Des relents de guerre froide
Le nouveau gouvernement Porochenko implore Ottawa, Washington et d’autres capitales occidentales, de lui procurer de l’armement perfectionné afin de mener la lutte contre les séparatistes prorusses dans l’Est industriel du pays, qui a fait plus de 8.000 morts en 18 mois. La Maison Blanche a pour l’instant autorisé l’envoi de véhicules militaires tout-terrain et de drones non armés |9|. Par ailleurs, d’après les déclarations du représentant du commandement des forces terrestres des États-Unis en Europe, Donald Renn, le Pentagone envisage d’instruire six bataillons des Forces aérospatiales ukrainiennes dès le 23 novembre 2015 |10|.
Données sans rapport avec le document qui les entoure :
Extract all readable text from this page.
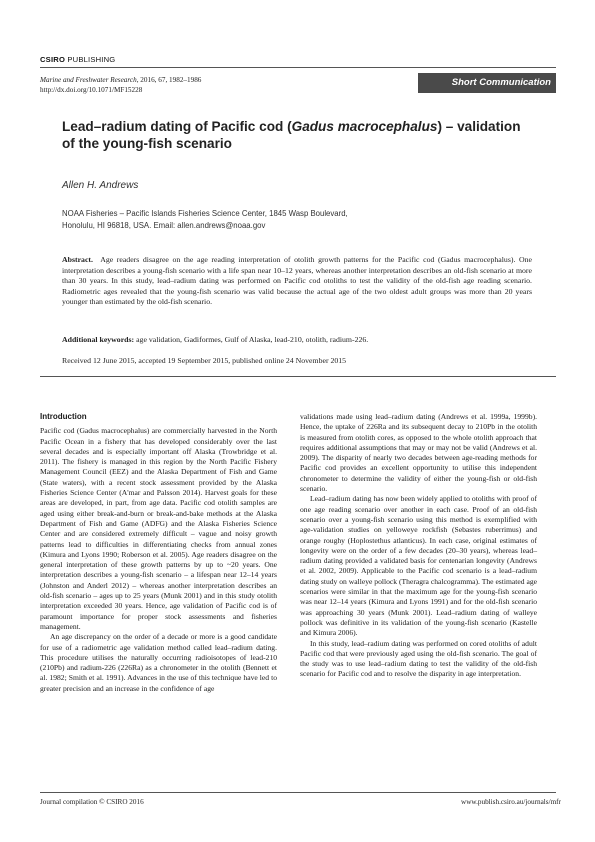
CSIRO PUBLISHING
Marine and Freshwater Research, 2016, 67, 1982–1986
http://dx.doi.org/10.1071/MF15228
Short Communication
Lead–radium dating of Pacific cod (Gadus macrocephalus) – validation of the young-fish scenario
Allen H. Andrews
NOAA Fisheries – Pacific Islands Fisheries Science Center, 1845 Wasp Boulevard,
Honolulu, HI 96818, USA. Email: allen.andrews@noaa.gov
Abstract. Age readers disagree on the age reading interpretation of otolith growth patterns for the Pacific cod (Gadus macrocephalus). One interpretation describes a young-fish scenario with a life span near 10–12 years, whereas another interpretation describes an old-fish scenario at more than 30 years. In this study, lead–radium dating was performed on Pacific cod otoliths to test the validity of the old-fish age reading scenario. Radiometric ages revealed that the young-fish scenario was valid because the actual age of the two oldest adult groups was more than 20 years younger than estimated by the old-fish scenario.
Additional keywords: age validation, Gadiformes, Gulf of Alaska, lead-210, otolith, radium-226.
Received 12 June 2015, accepted 19 September 2015, published online 24 November 2015
Introduction

Pacific cod (Gadus macrocephalus) are commercially harvested in the North Pacific Ocean in a fishery that has developed considerably over the last several decades and is especially important off Alaska (Trowbridge et al. 2011). The fishery is managed in this region by the North Pacific Fishery Management Council (EEZ) and the Alaska Department of Fish and Game (State waters), with a recent stock assessment provided by the Alaska Fisheries Science Center (A'mar and Palsson 2014). Harvest goals for these areas are developed, in part, from age data. Pacific cod otolith samples are aged using either break-and-burn or break-and-bake methods at the Alaska Department of Fish and Game (ADFG) and the Alaska Fisheries Science Center and are considered extremely difficult – vague and noisy growth patterns lead to difficulties in differentiating checks from annual zones (Kimura and Lyons 1990; Roberson et al. 2005). Age readers disagree on the general interpretation of these growth patterns by up to ~20 years. One interpretation describes a young-fish scenario – a lifespan near 12–14 years (Johnston and Anderl 2012) – whereas another interpretation describes an old-fish scenario – ages up to 25 years (Munk 2001) and in this study otolith interpretation exceeded 30 years. Hence, age validation of Pacific cod is of paramount importance for proper stock assessments and fisheries management.

An age discrepancy on the order of a decade or more is a good candidate for use of a radiometric age validation method called lead–radium dating. This procedure utilises the naturally occurring radioisotopes of lead-210 (210Pb) and radium-226 (226Ra) as a chronometer in the otolith (Bennett et al. 1982; Smith et al. 1991). Advances in the use of this technique have led to greater precision and an increase in the confidence of age

validations made using lead–radium dating (Andrews et al. 1999a, 1999b). Hence, the uptake of 226Ra and its subsequent decay to 210Pb in the otolith is measured from otolith cores, as opposed to the whole otolith approach that requires additional assumptions that may or may not be valid (Andrews et al. 2009). The disparity of nearly two decades between age-reading methods for Pacific cod provides an excellent opportunity to utilise this independent chronometer to determine the validity of either the young-fish or old-fish scenario.

Lead–radium dating has now been widely applied to otoliths with proof of one age reading scenario over another in each case. Proof of an old-fish scenario over a young-fish scenario using this method is exemplified with age-validation studies on yelloweye rockfish (Sebastes ruberrimus) and orange roughy (Hoplostethus atlanticus). In each case, original estimates of longevity were on the order of a few decades (20–30 years), whereas lead–radium dating provided a validated basis for centenarian longevity (Andrews et al. 2002, 2009). Applicable to the Pacific cod scenario is a lead–radium dating study on walleye pollock (Theragra chalcogramma). The estimated age scenarios were similar in that the maximum age for the young-fish scenario was near 12–14 years (Kimura and Lyons 1991) and for the old-fish scenario was approaching 30 years (Munk 2001). Lead–radium dating of walleye pollock was definitive in its validation of the young-fish scenario (Kastelle and Kimura 2006).

In this study, lead–radium dating was performed on cored otoliths of adult Pacific cod that were previously aged using the old-fish scenario. The goal of the study was to use lead–radium dating to test the validity of the old-fish scenario for Pacific cod and to resolve the disparity in age interpretation.

Journal compilation © CSIRO 2016	www.publish.csiro.au/journals/mfr
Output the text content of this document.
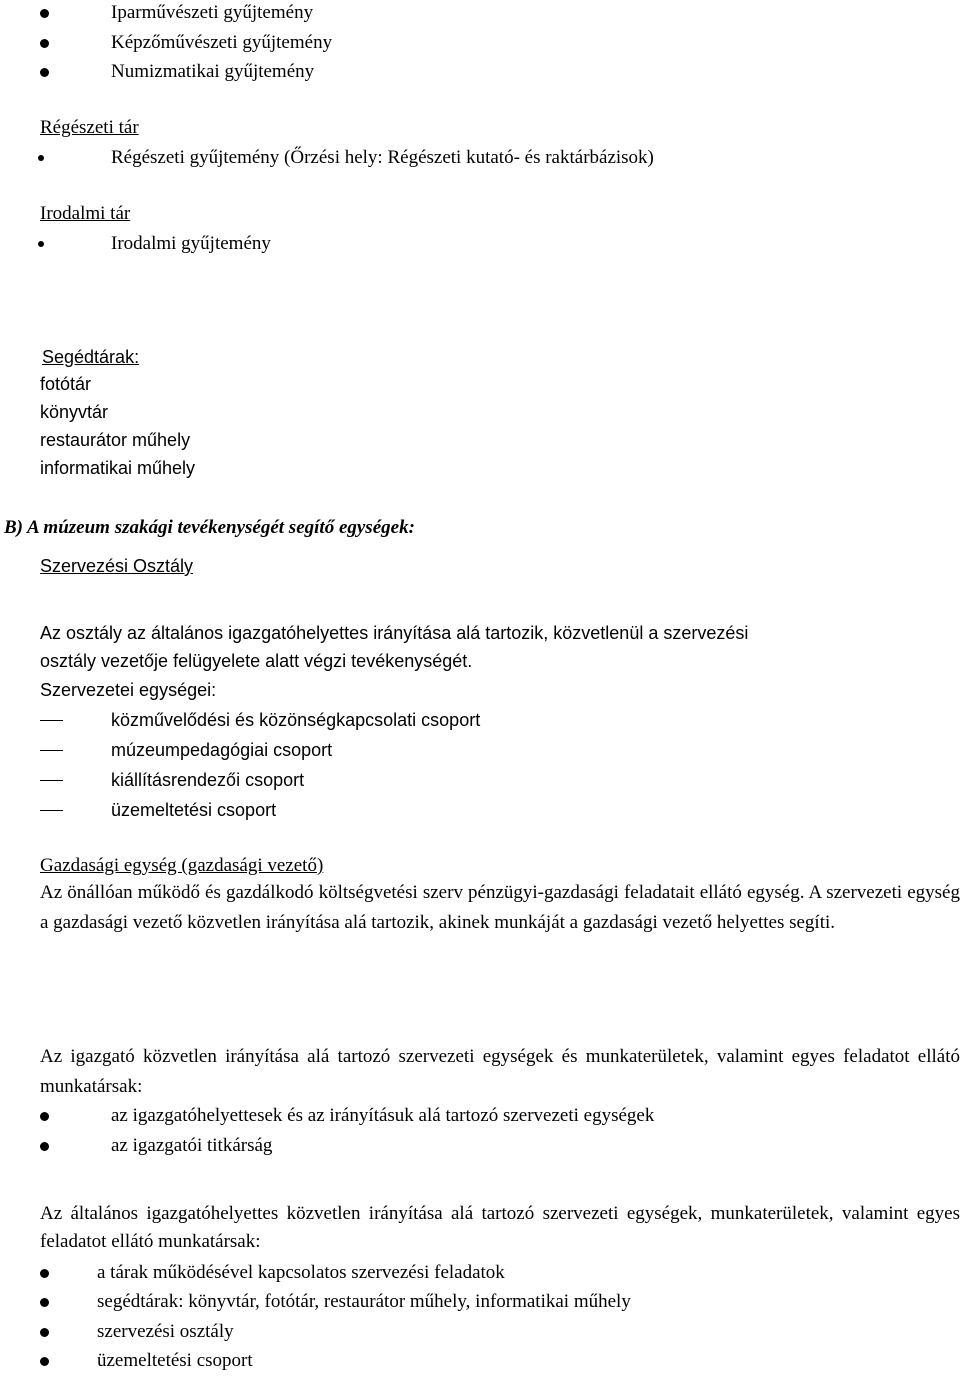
Iparművészeti gyűjtemény
Képzőművészeti gyűjtemény
Numizmatikai gyűjtemény
Régészeti tár
Régészeti gyűjtemény (Őrzési hely: Régészeti kutató- és raktárbázisok)
Irodalmi tár
Irodalmi gyűjtemény
Segédtárak:
fotótár
könyvtár
restaurátor műhely
informatikai műhely
B) A múzeum szakági tevékenységét segítő egységek:
Szervezési Osztály
Az osztály az általános igazgatóhelyettes irányítása alá tartozik, közvetlenül a szervezési
osztály vezetője felügyelete alatt végzi tevékenységét.
Szervezetei egységei:
közművelődési és közönségkapcsolati csoport
múzeumpedagógiai csoport
kiállításrendezői csoport
üzemeltetési csoport
Gazdasági egység (gazdasági vezető)
Az önállóan működő és gazdálkodó költségvetési szerv pénzügyi-gazdasági feladatait ellátó egység. A szervezeti egység a gazdasági vezető közvetlen irányítása alá tartozik, akinek munkáját a gazdasági vezető helyettes segíti.
Az igazgató közvetlen irányítása alá tartozó szervezeti egységek és munkaterületek, valamint egyes feladatot ellátó munkatársak:
az igazgatóhelyettesek és az irányításuk alá tartozó szervezeti egységek
az igazgatói titkárság
Az általános igazgatóhelyettes közvetlen irányítása alá tartozó szervezeti egységek, munkaterületek, valamint egyes feladatot ellátó munkatársak:
a tárak működésével kapcsolatos szervezési feladatok
segédtárak: könyvtár, fotótár, restaurátor műhely, informatikai műhely
szervezési osztály
üzemeltetési csoport
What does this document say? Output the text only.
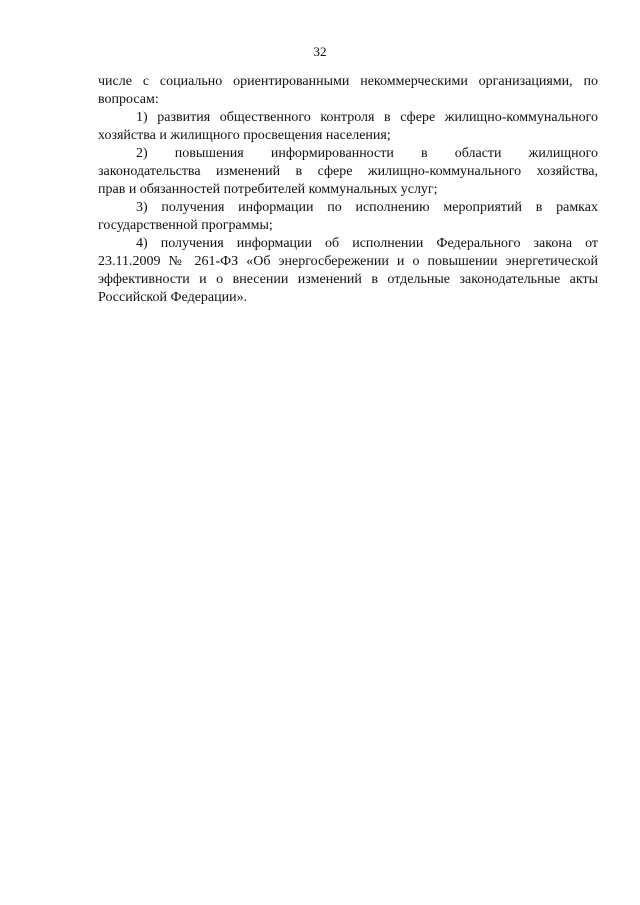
32
числе с социально ориентированными некоммерческими организациями, по
вопросам:
1) развития общественного контроля в сфере жилищно-коммунального
хозяйства и жилищного просвещения населения;
2) повышения информированности в области жилищного
законодательства изменений в сфере жилищно-коммунального хозяйства,
прав и обязанностей потребителей коммунальных услуг;
3) получения информации по исполнению мероприятий в рамках
государственной программы;
4) получения информации об исполнении Федерального закона от
23.11.2009 № 261-ФЗ «Об энергосбережении и о повышении энергетической
эффективности и о внесении изменений в отдельные законодательные акты
Российской Федерации».
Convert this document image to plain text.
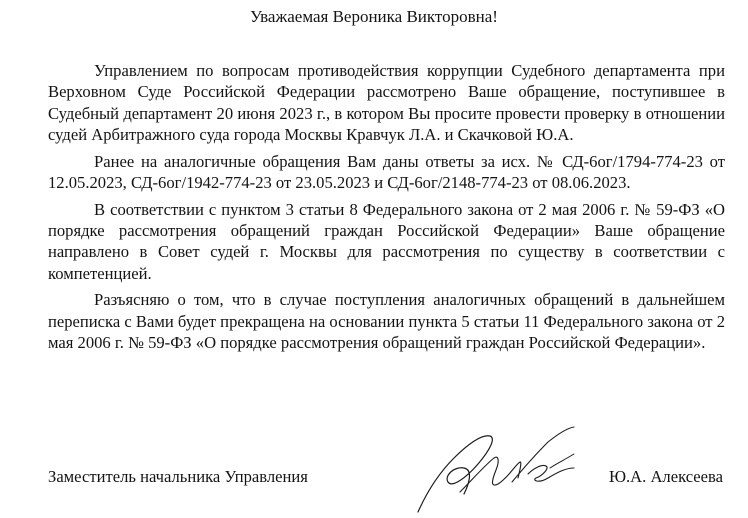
Уважаемая Вероника Викторовна!

Управлением по вопросам противодействия коррупции Судебного департамента при Верховном Суде Российской Федерации рассмотрено Ваше обращение, поступившее в Судебный департамент 20 июня 2023 г., в котором Вы просите провести проверку в отношении судей Арбитражного суда города Москвы Кравчук Л.А. и Скачковой Ю.А.

Ранее на аналогичные обращения Вам даны ответы за исх. № СД-6ог/1794-774-23 от 12.05.2023, СД-6ог/1942-774-23 от 23.05.2023 и СД-6ог/2148-774-23 от 08.06.2023.

В соответствии с пунктом 3 статьи 8 Федерального закона от 2 мая 2006 г. № 59-ФЗ «О порядке рассмотрения обращений граждан Российской Федерации» Ваше обращение направлено в Совет судей г. Москвы для рассмотрения по существу в соответствии с компетенцией.

Разъясняю о том, что в случае поступления аналогичных обращений в дальнейшем переписка с Вами будет прекращена на основании пункта 5 статьи 11 Федерального закона от 2 мая 2006 г. № 59-ФЗ «О порядке рассмотрения обращений граждан Российской Федерации».

Заместитель начальника Управления	Ю.А. Алексеева
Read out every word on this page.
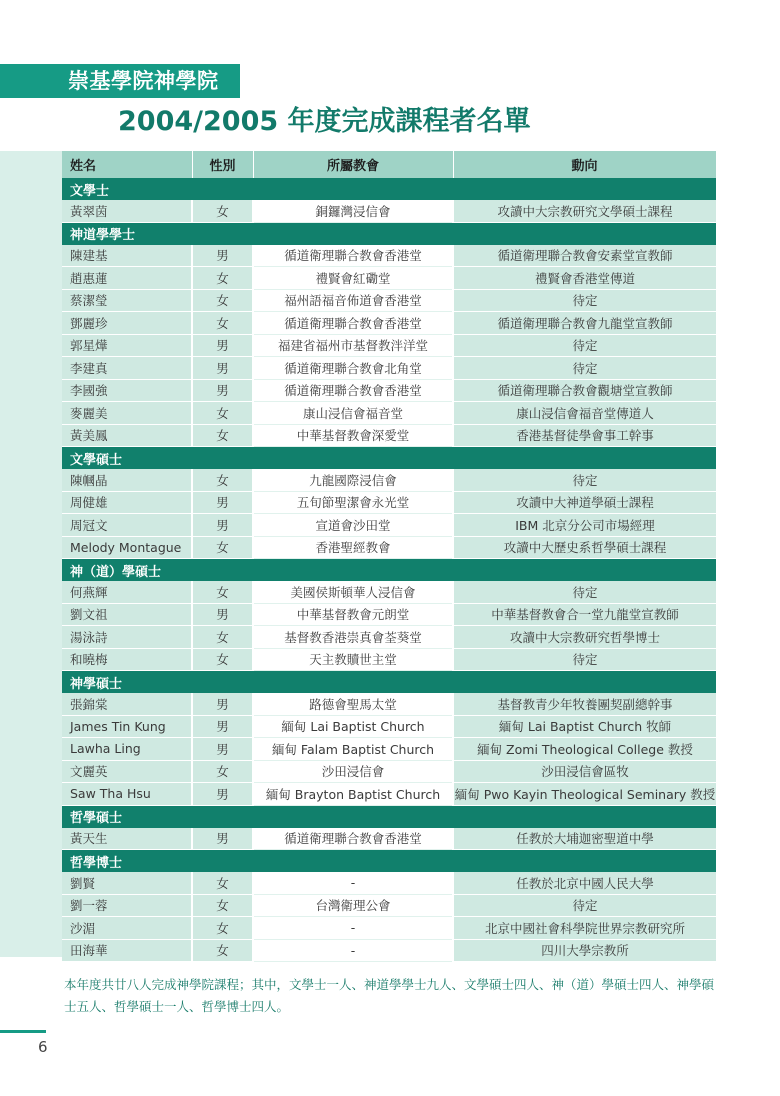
崇基學院神學院
2004/2005 年度完成課程者名單
姓名	性別	所屬教會	動向
文學士			
黃翠茵	女	銅鑼灣浸信會	攻讀中大宗教研究文學碩士課程
神道學學士			
陳建基	男	循道衛理聯合教會香港堂	循道衛理聯合教會安素堂宣教師
趙惠蓮	女	禮賢會紅磡堂	禮賢會香港堂傳道
蔡潔瑩	女	福州語福音佈道會香港堂	待定
鄧麗珍	女	循道衛理聯合教會香港堂	循道衛理聯合教會九龍堂宣教師
郭星燁	男	福建省福州市基督教泮洋堂	待定
李建真	男	循道衛理聯合教會北角堂	待定
李國強	男	循道衛理聯合教會香港堂	循道衛理聯合教會觀塘堂宣教師
麥麗美	女	康山浸信會福音堂	康山浸信會福音堂傳道人
黃美鳳	女	中華基督教會深愛堂	香港基督徒學會事工幹事
文學碩士			
陳幗晶	女	九龍國際浸信會	待定
周健雄	男	五旬節聖潔會永光堂	攻讀中大神道學碩士課程
周冠文	男	宣道會沙田堂	IBM 北京分公司市場經理
Melody Montague	女	香港聖經教會	攻讀中大歷史系哲學碩士課程
神（道）學碩士			
何燕輝	女	美國侯斯頓華人浸信會	待定
劉文祖	男	中華基督教會元朗堂	中華基督教會合一堂九龍堂宣教師
湯泳詩	女	基督教香港崇真會荃葵堂	攻讀中大宗教研究哲學博士
和曉梅	女	天主教贖世主堂	待定
神學碩士			
張錦棠	男	路德會聖馬太堂	基督教青少年牧養團契副總幹事
James Tin Kung	男	緬甸 Lai Baptist Church	緬甸 Lai Baptist Church 牧師
Lawha Ling	男	緬甸 Falam Baptist Church	緬甸 Zomi Theological College 教授
文麗英	女	沙田浸信會	沙田浸信會區牧
Saw Tha Hsu	男	緬甸 Brayton Baptist Church	緬甸 Pwo Kayin Theological Seminary 教授
哲學碩士			
黃天生	男	循道衛理聯合教會香港堂	任教於大埔迦密聖道中學
哲學博士			
劉賢	女	-	任教於北京中國人民大學
劉一蓉	女	台灣衛理公會	待定
沙湄	女	-	北京中國社會科學院世界宗教研究所
田海華	女	-	四川大學宗教所
本年度共廿八人完成神學院課程；其中，文學士一人、神道學學士九人、文學碩士四人、神（道）學碩士四人、神學碩士五人、哲學碩士一人、哲學博士四人。
6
Un nouveau gouvernement d’oligarques et de financiers
Sous le gouvernement Porochenko est constitué un nouveau « ministère de la politique de l’information ». Le jour de son approbation, le 2 décembre 2014, une quarantaine de journalistes manifestent avec des pancartes « Hello, Big Brother » devant le Parlement, faisant ainsi référence à l’agence du ministère de la Vérité, dans le roman de George Orwell, 1984. Ce ministère de la propagande, qui, comble de l’affaire, rappelle aussi certains aspects de l’ancien régime communiste tant critiqué par le gouvernement ukrainien, est dirigé par Yuriy Stets, le producteur de Channel 5, propriété du président Porochenko. La création de ce ministère survient peu de temps après la publication de rapports, par plusieurs journalistes ukrainiens et groupes de défense des droits de l’homme, concernant d’éventuels crimes de guerre commis dans l’est de l’Ukraine par les milices nationalistes fascisantes, ainsi que les forces séparatistes soutenues par la Russie |11|.
Le Président Porochenko a accordé la citoyenneté ukrainienne par décret à trois personnalités étrangères aussitôt propulsées ministres |12| :
– Après avoir travaillé pour Hansabank en Estonie, rejoint le fond d’investissement suédois East Capital en 2002, être devenu membre du Conseil d’administration de OAO Federal Hydrogeneration Company, Aivaras Abromavičius a dû abandonner la nationalité lituanienne pour devenir ministre de l’Économie et du Commerce en Ukraine. Alors qu’il parle couramment le russe, le lituanien, l’estonien et l’anglais, il affirme ne comprendre que 85 % de ce qui se dit en ukrainien au Parlement |13|.
– Aivaras Abromavičius n’est pas le seul à adopter la nationalité ukrainienne pour exercer une fonction politique. Après avoir fait sa carrière au département d’État des États-Unis à Washington, travaillé à l’ambassade américaine en Ukraine de 1992 à 1995, fondé la société d’investissement Horizon Capital, Natalie Jaresko, devient Ministre des Finances de l’Ukraine. Tout en gardant la citoyenneté étasunienne, elle a reçu la nationalité ukrainienne le jour de sa nomination, le 2 décembre 2014. Le 16 septembre 2015, elle signe un accord de prêt de 500 millions de dollars avec la Banque mondiale |14|.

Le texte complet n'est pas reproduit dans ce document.